Group-level comparisons to controls without known head trauma have revealed inconsistent regional volume differences, with possible propensity for medial temporal, limbic, and subcortical (thalamus, corpus callosum) structures. Greater frequency and severity (i.e., length) of cavum septum pellucidum (CSP) is observed in repetitive head trauma cohorts compared to unexposed controls. It remains unclear whether CSP predicts a particular neurodegenerative process, but CSP presence should increase suspicion that clinical impairment is at least partly attributable to the individual's head trauma exposure (regardless of underlying disease). PET imaging similarly has not revealed a prototypical metabolic or molecular pattern associated with repetitive head trauma or predictive of CTE based on the most widely studied radiotracers. Given the range of clinical syndromes and neurodegenerative pathologies observed in a subset of adults with prior repetitive head trauma, structural MRI and PET imaging may still be useful for differential diagnosis (e.g., assessing suspected Alzheimer's disease).

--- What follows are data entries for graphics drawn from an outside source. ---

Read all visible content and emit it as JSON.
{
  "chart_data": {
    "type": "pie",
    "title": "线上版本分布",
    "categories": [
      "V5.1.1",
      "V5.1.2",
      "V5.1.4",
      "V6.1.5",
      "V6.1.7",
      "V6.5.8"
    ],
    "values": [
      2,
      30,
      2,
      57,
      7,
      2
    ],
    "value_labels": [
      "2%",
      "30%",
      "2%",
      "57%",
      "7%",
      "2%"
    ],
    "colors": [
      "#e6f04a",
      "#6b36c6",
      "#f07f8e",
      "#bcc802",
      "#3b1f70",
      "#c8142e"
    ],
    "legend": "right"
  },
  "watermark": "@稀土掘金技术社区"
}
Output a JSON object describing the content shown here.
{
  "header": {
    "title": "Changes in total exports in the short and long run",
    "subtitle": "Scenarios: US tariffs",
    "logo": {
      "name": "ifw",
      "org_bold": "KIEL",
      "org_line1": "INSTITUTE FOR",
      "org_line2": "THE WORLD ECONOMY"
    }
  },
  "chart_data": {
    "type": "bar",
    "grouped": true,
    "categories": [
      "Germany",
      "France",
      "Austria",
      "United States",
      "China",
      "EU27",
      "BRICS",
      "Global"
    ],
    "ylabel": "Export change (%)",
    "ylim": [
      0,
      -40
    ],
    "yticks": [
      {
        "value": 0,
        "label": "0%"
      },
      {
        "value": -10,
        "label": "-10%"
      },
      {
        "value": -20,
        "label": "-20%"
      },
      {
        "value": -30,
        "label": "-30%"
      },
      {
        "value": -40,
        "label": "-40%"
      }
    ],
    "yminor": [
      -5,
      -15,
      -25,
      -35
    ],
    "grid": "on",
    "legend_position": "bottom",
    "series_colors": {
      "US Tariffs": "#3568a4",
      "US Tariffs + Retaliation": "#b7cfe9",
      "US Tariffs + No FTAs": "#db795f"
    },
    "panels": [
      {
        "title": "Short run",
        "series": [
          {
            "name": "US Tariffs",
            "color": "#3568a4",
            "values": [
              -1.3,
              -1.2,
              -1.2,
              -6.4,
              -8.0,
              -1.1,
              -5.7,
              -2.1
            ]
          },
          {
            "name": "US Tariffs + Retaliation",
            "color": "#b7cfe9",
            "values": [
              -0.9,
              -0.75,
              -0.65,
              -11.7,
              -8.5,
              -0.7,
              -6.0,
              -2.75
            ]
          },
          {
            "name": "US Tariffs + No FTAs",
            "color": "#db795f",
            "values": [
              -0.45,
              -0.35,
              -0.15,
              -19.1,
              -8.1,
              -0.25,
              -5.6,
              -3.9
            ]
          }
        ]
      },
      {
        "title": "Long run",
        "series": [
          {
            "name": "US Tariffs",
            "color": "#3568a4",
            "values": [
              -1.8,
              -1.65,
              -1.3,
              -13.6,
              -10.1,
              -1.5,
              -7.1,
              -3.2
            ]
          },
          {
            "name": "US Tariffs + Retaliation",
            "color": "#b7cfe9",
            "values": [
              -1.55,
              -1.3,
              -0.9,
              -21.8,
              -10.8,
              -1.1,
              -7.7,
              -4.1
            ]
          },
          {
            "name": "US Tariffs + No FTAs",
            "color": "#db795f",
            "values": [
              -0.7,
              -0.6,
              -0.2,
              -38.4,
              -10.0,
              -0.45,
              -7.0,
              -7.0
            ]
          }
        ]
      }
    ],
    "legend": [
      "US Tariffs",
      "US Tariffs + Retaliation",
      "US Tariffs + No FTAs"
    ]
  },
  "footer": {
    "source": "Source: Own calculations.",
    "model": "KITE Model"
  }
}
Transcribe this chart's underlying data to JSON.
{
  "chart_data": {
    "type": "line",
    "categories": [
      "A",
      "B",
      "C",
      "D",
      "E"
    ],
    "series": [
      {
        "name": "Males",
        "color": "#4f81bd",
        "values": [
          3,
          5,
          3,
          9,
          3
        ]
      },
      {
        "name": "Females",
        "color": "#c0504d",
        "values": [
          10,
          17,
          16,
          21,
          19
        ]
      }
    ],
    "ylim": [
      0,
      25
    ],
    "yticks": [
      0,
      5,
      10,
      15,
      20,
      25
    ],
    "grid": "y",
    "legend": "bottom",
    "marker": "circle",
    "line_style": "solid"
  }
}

头部创伤的严重程度和频率不同,可能导致大脑出现动态的急性和慢性病理生理反应。人们越来越关注头部创伤的长期影响,特别是重复性头部创伤,这激发了最近的努力,以确定潜在疾病过程的神经影像学生物标志物。鉴于其在神经退行性疾病诊断和鉴别中的应用,像结构磁共振成像(MRI)和正电子发射断层扫描(PET)这样的成像方式是最具临床适用性的。近年来,研究人员针对重复性头部创伤队列进行了研究,希望能够确定潜在生物学变化的体内生物标志物,这可能最终有助于在活体中诊断慢性创伤性脑病(CTE)。这些人群通常包括碰撞运动运动员(如美式足球、拳击)和反复受到低水平爆炸冲击的退伍军人。我们提供了基于结构 MRI、FDG-PET、Aβ-PET 和 tau-PET 的重复性头部创伤队列的神经影像学数据的临床导向综述。我们补充了两个患者报告,这些患者生前有过重复性头部创伤,经神经病理学证实存在认知障碍,除了全面的临床检查外,他们在死亡前还接受了结构 MRI、FDG-PET、Aβ-PET 和 tau-PET。
与无已知头部创伤的对照组进行的组间比较显示,区域体积存在不一致的差异,可能倾向于内侧颞叶、边缘和皮质下(丘脑、胼胝体)结构。与未暴露于创伤的对照组相比,重复性头部创伤队列中观察到更频繁和更严重(即更长)的透明隔腔(CSP)。CSP 是否预示着特定的神经退行性过程尚不清楚,但 CSP 的存在应该增加对认知障碍至少部分归因于个体头部创伤暴露的怀疑(无论潜在疾病如何)。PET 成像同样没有显示出与重复性头部创伤相关的典型代谢或分子模式,也没有根据最广泛研究的示踪剂预测 CTE。鉴于一组先前有过重复性头部创伤的成年人中观察到的一系列临床综合征和神经退行性病理,结构 MRI 和 PET 成像可能仍然有助于鉴别诊断(例如,评估疑似阿尔茨海默病)。